The record does not compel the conclusion that Petitioners were targeted because of
actual or imputed political opinions. Although Petitioners claim to hold anti-gang
political opinions, Petitioner Luis Perez-Perez testified that he was targeted for
extortion in 2011 because he owned a business as a barber. He was then approached
by gang members in 2021 at his business. Petitioners have not shown that gang
members knew of their alleged anti-gang attitudes or of their seeking law
enforcement assistance before being extorted in 2011 or 2021. And no evidence
2 23-2633 links the 2015 killing of Luis Perez-Perez’s brother to Petitioners’ political beliefs.
Further, the record does not compel the conclusion that Petitioners reasonably
fear future harm because of their actual or imputed political views. No evidence
shows that Petitioners were politically active or outspoken against gangs. An
opinion opposing criminal organizations, without more, does not show that any
future harm would have a nexus to political opinion. See Santos-Lemus v. Mukasey,
542 F.3d 738, 746–47 (9th Cir. 2008), overruled in part on other grounds by
Henriquez-Rivas v. Holder, 707 F.3d 1081, 1092–93 (9th Cir. 2013) (en banc). No
evidence shows that the gangs are looking for Petitioners on account of their political
views or their past defiance of the gangs.
Petitioners also claim a family-based particular social group. The record does
not compel the conclusion that gang members were motivated by any of Petitioners’
“biological ties, historical status, or other features unique to that family unit.” Matter
of L-E-A-, 27 I. & N. Dec. 40, 47 (BIA 2017), rev’d in part on other grounds, 27 I.

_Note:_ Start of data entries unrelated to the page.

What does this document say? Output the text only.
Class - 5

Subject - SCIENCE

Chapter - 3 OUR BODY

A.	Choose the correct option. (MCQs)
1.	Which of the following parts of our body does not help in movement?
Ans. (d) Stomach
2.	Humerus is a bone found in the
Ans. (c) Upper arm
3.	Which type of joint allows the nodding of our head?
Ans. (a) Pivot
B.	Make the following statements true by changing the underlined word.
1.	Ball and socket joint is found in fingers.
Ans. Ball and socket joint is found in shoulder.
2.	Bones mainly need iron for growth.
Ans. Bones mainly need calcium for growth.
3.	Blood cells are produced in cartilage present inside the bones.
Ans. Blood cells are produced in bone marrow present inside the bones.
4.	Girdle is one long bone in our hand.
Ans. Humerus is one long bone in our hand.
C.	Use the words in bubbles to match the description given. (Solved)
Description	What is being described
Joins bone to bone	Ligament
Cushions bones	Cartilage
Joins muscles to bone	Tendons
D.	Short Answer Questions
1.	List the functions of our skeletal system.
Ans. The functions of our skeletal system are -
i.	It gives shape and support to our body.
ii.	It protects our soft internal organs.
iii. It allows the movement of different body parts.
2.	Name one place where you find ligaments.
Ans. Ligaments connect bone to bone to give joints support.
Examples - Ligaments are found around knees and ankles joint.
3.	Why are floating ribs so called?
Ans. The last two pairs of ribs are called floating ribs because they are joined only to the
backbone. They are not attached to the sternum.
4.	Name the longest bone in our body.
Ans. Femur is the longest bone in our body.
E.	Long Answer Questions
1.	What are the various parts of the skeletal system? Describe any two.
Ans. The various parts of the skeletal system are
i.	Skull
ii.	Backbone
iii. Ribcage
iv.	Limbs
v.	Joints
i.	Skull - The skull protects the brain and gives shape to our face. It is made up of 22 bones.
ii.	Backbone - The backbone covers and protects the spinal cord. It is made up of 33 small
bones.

& N. Dec. 581 (AG 2019), restored, 28 I. & N. Dec. 304 (AG 2021). The agency
permissibly concluded that gang members targeted Petitioners because of their
perceived wealth, not because of family membership. Any motive to harm
Petitioners because of family membership was, as in Matter of L-E-A-, “at most,
incidental.” Id. at 46–47. The harm that befell Luis Perez-Perez’s brother likewise
does not compel a different conclusion, because the record does not show that the
3 23-2633 death of Perez-Perez’s brother was part of a “pattern of persecution closely tied” to
Petitioners. Wakkary v. Holder, 558 F.3d 1049, 1060 (9th Cir. 2009) (quoting
Arriaga–Barrientos v. INS, 937 F.2d 411, 414 (9th Cir. 1991)). Although Petitioners
understandably fear harassment motivated by extortion or gang violence, their fear
“bears no nexus to a protected ground.” See Zetino v. Holder, 622 F.3d 1007, 1015–
16 (9th Cir. 2010).
Because the lack of nexus is dispositive of Petitioners’ asylum and
withholding claims, we need not address their other arguments.
2. We also deny Petitioners’ ineffective assistance of counsel claim because
it was not presented to the BIA. In general, we may review a final order of removal
only if “the alien has exhausted all administrative remedies available to the alien as
of right.” 8 U.S.C. § 1252(d)(1). This exhaustion requirement applies to claims of
ineffective assistance of counsel. See Ontiveros-Lopez v. INS, 213 F.3d 1121, 1124
(9th Cir. 2000) (“We therefore require an alien who argues ineffective assistance of
counsel to exhaust his administrative remedies by first presenting the issue to the
BIA.”). As we have recently reiterated, “[t]he proper way to raise and exhaust an
ineffective assistance of counsel claim in this situation is through a motion to reopen
before the agency.” Benedicto v. Garland, 12 F.4th 1049, 1062 (9th Cir. 2021).
4 23-2633 PETITION DENIED.1
1 The temporary stay of removal will remain in place until the mandate issues, and the motion to stay removal, Dkt. No. 2, is otherwise denied as moot.